As I mentioned in our last post on How To Be A Modern Day Superhero, we will be writing several posts over the next few weeks that compare organic food options as well as the price of those options versus non-organic food. We’ve been busy researching prices on buying organic products, from price clubs to grocery stores and local farms (think ‘cow sharing’), as well as other options.
In the meantime, below is a list of tips for beginning the transition to organic eating. I know how overwhelming the transition to organic eating can be, and wanted to share my journey with you. But, I’d also love to hear from YOU.
What are your thoughts about healthy eating? What has worked/doesn’t work for your family regarding food? Don’t be shy – there is no judging on PureBebe – we’re all in this together! We all have so much to learn from each other.
1) Start gradually, with whatever foods your children consume the most.
We started out buying organic milk and apple juice, the two beverages besides water that my kids drink the most. After a couple of months we started to buy organic frozen vegetables, yogurt and fresh fruits. Then the next phase for us was bread, peanut butter, butter, raisins, cereal, and other foods that my kids eat in massive quantities. Eventually we started buying organic meats, mostly chicken and beef. Since neither of our kids eat a lot of meat, it was the last thing we began buying organic (with the exception of cheese, as previously mentioned).

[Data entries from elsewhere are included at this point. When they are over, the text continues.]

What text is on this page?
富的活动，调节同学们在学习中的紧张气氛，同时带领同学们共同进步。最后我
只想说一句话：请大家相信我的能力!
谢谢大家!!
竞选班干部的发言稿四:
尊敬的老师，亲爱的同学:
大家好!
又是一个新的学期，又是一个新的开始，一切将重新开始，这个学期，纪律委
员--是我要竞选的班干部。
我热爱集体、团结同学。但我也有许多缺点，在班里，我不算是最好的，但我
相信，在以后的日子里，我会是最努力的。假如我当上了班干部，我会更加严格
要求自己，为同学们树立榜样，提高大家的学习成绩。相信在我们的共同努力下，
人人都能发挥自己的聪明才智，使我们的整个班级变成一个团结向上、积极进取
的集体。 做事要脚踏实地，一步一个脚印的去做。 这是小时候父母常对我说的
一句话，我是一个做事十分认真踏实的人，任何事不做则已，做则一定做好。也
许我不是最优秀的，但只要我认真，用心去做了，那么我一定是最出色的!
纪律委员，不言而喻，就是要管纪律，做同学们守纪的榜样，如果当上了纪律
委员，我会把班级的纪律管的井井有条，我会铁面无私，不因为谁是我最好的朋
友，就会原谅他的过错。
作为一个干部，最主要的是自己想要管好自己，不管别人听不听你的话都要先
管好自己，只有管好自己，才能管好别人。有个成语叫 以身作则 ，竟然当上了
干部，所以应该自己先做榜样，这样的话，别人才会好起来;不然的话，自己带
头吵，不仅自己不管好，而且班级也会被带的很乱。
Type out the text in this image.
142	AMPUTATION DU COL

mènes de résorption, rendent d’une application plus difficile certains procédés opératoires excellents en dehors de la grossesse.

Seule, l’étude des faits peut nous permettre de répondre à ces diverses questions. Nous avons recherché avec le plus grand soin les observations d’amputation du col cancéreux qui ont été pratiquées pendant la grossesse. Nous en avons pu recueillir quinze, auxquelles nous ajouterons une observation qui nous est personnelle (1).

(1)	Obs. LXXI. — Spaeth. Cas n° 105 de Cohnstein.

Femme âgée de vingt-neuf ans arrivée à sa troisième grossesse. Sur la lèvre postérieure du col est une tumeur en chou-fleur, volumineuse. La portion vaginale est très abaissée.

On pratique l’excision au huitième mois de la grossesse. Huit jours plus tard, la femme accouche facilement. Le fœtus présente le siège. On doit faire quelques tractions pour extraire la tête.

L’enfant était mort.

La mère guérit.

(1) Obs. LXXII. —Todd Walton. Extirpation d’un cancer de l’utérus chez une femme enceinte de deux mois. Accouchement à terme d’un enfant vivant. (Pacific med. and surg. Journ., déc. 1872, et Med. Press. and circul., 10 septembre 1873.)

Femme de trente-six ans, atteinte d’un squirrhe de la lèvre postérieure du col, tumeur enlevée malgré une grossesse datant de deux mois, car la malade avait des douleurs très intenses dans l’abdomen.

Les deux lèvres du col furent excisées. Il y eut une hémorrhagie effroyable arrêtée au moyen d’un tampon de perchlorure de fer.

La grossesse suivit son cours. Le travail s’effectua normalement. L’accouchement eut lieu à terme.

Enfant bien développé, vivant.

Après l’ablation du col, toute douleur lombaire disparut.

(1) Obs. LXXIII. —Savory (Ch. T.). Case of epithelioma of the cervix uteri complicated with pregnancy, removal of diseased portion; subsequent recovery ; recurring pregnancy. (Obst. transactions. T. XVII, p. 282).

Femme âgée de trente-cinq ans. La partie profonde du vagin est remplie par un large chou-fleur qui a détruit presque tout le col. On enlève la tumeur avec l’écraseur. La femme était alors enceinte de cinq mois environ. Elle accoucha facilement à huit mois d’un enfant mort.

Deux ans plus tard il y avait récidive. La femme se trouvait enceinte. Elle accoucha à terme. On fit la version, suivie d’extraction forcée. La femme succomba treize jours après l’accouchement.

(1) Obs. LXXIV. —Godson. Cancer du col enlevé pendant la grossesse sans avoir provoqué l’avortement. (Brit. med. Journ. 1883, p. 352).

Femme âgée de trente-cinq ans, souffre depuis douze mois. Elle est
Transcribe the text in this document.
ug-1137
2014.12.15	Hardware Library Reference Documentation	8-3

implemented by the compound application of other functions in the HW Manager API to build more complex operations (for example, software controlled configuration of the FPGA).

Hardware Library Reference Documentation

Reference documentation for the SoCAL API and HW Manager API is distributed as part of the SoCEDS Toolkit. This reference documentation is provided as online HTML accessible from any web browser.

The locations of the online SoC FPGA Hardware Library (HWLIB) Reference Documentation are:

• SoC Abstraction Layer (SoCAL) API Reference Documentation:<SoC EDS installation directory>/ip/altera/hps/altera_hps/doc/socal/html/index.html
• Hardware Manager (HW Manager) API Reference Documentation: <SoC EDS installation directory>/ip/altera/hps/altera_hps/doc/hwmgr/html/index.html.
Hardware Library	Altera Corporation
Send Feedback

2) Next, tackle the dirty dozen list.
All fruits and veggies don’t have to be organic. As we have written in prior posts, it just depends upon how those fruits and vegetables store pesticides and whether the actual flesh of the fruit is tainted with chemicals. Bananas, for instance, have a highly impenetrable peel, which keeps the flesh of the fruit free from pesticides.
If your children love fruits and vegetables like mine do, start buying those fruits and vegetables that store the most pesticides in their flesh. Here are the “dirty dozen and clean fifteen” lists in case you need them.

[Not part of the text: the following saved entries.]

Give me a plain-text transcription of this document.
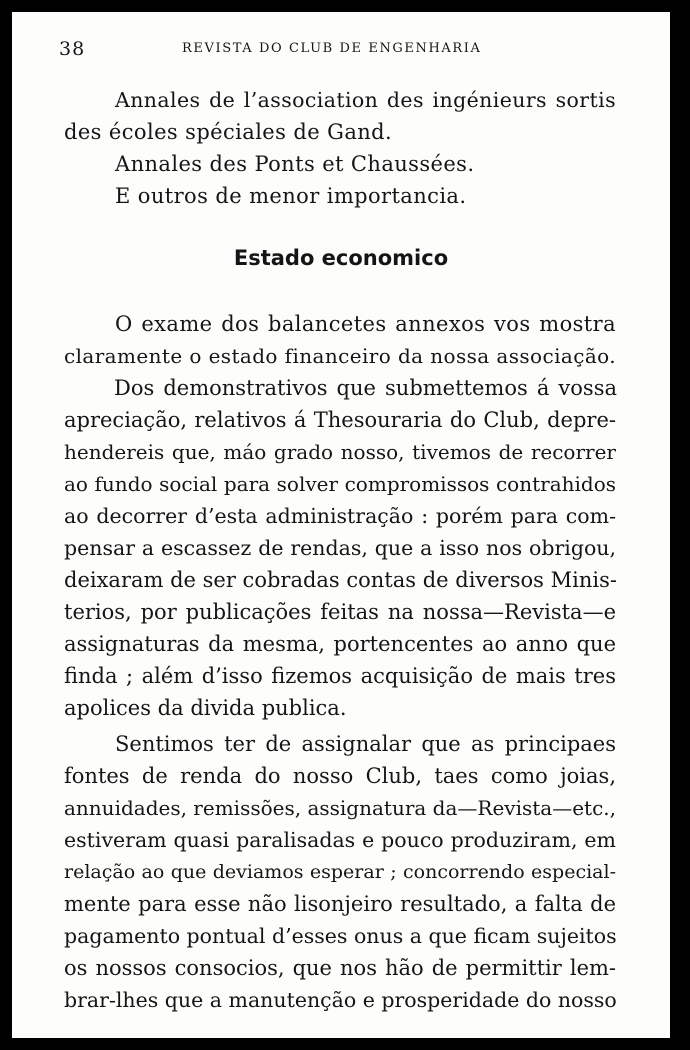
38	REVISTA DO CLUB DE ENGENHARIA
Annales de l’association des ingénieurs sortis
des écoles spéciales de Gand.
Annales des Ponts et Chaussées.
E outros de menor importancia.
Estado economico
O exame dos balancetes annexos vos mostra
claramente o estado financeiro da nossa associação.
Dos demonstrativos que submettemos á vossa
apreciação, relativos á Thesouraria do Club, depre-
hendereis que, máo grado nosso, tivemos de recorrer
ao fundo social para solver compromissos contrahidos
ao decorrer d’esta administração : porém para com-
pensar a escassez de rendas, que a isso nos obrigou,
deixaram de ser cobradas contas de diversos Minis-
terios, por publicações feitas na nossa—Revista—e
assignaturas da mesma, portencentes ao anno que
finda ; além d’isso fizemos acquisição de mais tres
apolices da divida publica.
Sentimos ter de assignalar que as principaes
fontes de renda do nosso Club, taes como joias,
annuidades, remissões, assignatura da—Revista—etc.,
estiveram quasi paralisadas e pouco produziram, em
relação ao que deviamos esperar ; concorrendo especial-
mente para esse não lisonjeiro resultado, a falta de
pagamento pontual d’esses onus a que ficam sujeitos
os nossos consocios, que nos hão de permittir lem-
brar-lhes que a manutenção e prosperidade do nosso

3) When it comes to vegetables, start with organic frozen veggies.
As I mentioned above, organic vegetables were some of the first products that we began buying organic. When bought in small packages, organic vegetables are slightly higher priced than normal vegetables. However, I found that USDA Organic frozen vegetables bought from Costco (5 lb. bag of green beans, frozen mixed vegetables or fresh carrots), cost just about the same as buying 5 lbs of regular vegetables. I will provide a side-by-side price comparison in upcoming posts.

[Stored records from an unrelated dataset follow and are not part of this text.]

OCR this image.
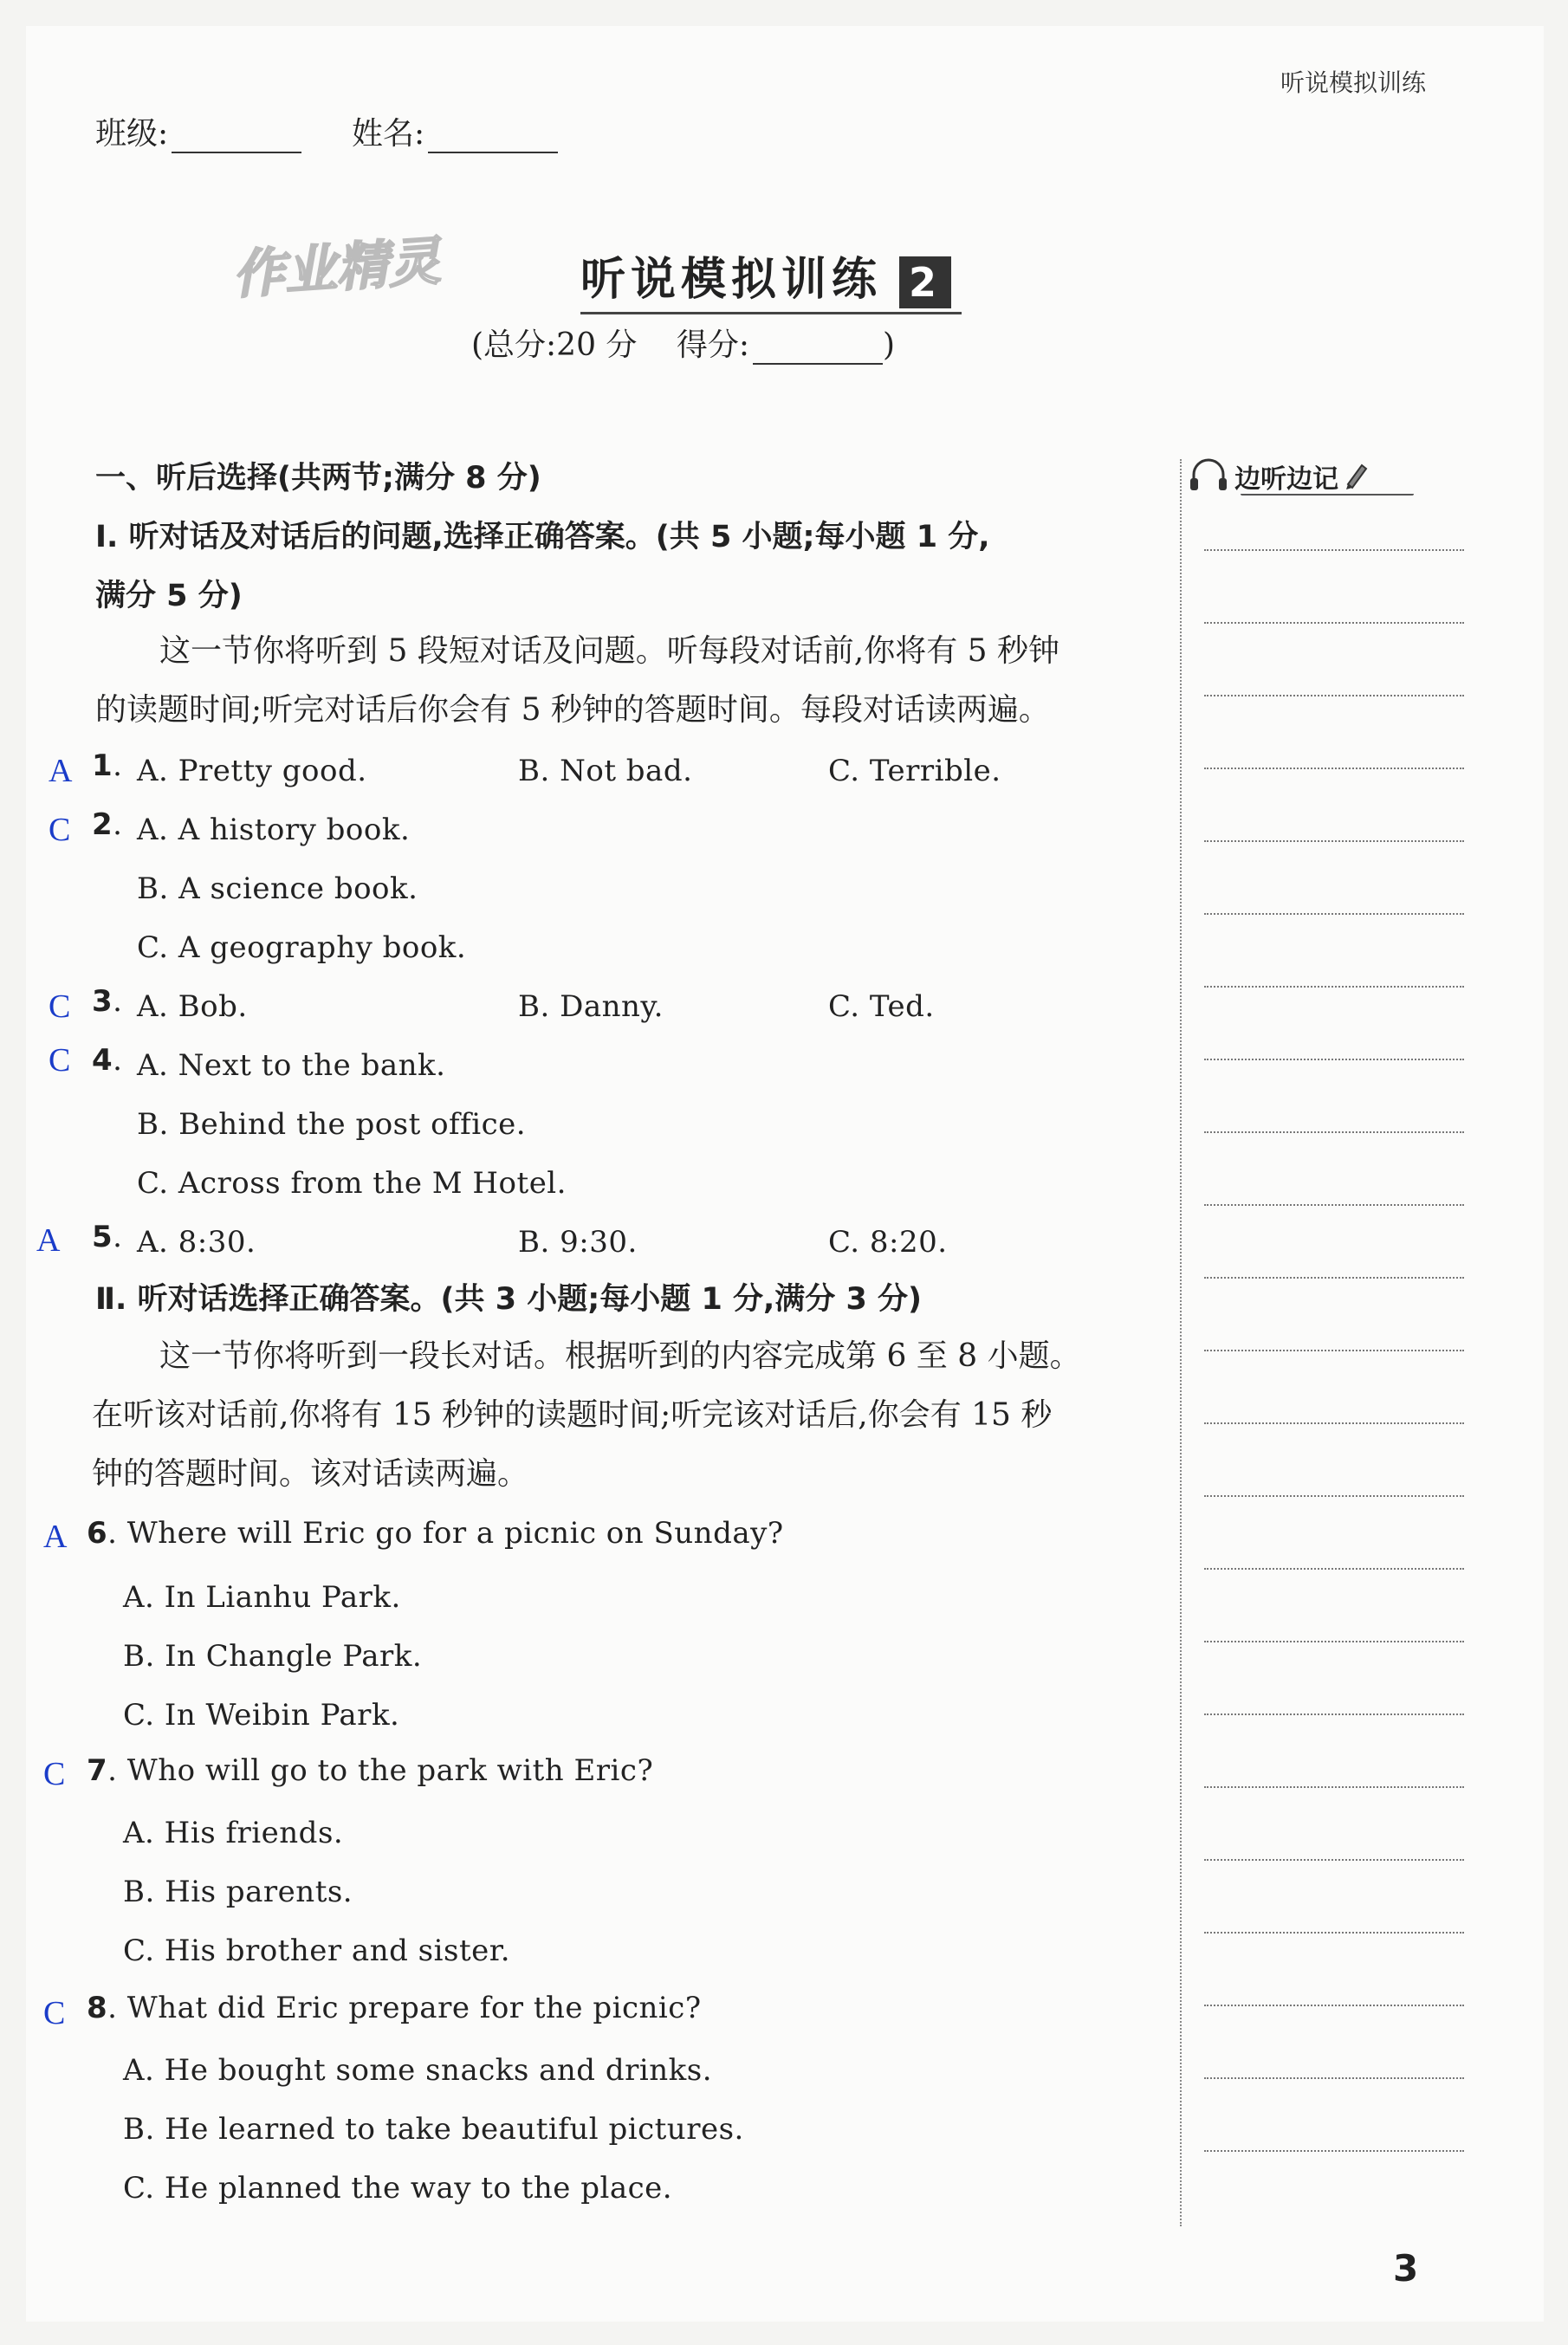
听说模拟训练
班级:	姓名:
作业精灵	听说模拟训练 2
(总分:20 分 得分:	)
一、听后选择(共两节;满分 8 分)
Ⅰ. 听对话及对话后的问题,选择正确答案。(共 5 小题;每小题 1 分,
满分 5 分)
这一节你将听到 5 段短对话及问题。听每段对话前,你将有 5 秒钟
的读题时间;听完对话后你会有 5 秒钟的答题时间。每段对话读两遍。
A 1. A. Pretty good.	B. Not bad.	C. Terrible.
C 2. A. A history book.
B. A science book.
C. A geography book.
C 3. A. Bob.	B. Danny.	C. Ted.
C 4. A. Next to the bank.
B. Behind the post office.
C. Across from the M Hotel.
A 5. A. 8:30.	B. 9:30.	C. 8:20.
Ⅱ. 听对话选择正确答案。(共 3 小题;每小题 1 分,满分 3 分)
这一节你将听到一段长对话。根据听到的内容完成第 6 至 8 小题。
在听该对话前,你将有 15 秒钟的读题时间;听完该对话后,你会有 15 秒
钟的答题时间。该对话读两遍。
A 6. Where will Eric go for a picnic on Sunday?
A. In Lianhu Park.
B. In Changle Park.
C. In Weibin Park.
C 7. Who will go to the park with Eric?
A. His friends.
B. His parents.
C. His brother and sister.
C 8. What did Eric prepare for the picnic?
A. He bought some snacks and drinks.
B. He learned to take beautiful pictures.
C. He planned the way to the place.
边听边记
3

The other great bonus about buying frozen vegetables is that they last a long time in the freezer, which for a busy mom means less food to throw away due to spoilage. I usually take out a handful for just the girls, or a few handfuls for the entire family and either steam them in the microwave, boil them, or bake them in the oven (olive oil, pepper & parmesan crusted green beans).
4) Grow your own.
If you live in a warm climate, grow an organic garden! Tomatoes, lettuce, spices – whatever you love to eat. I don’t have the luxury of living in a warm year-round climate, so I plan to grow my own garden this summer and freeze as many fruits and vegetables as possible.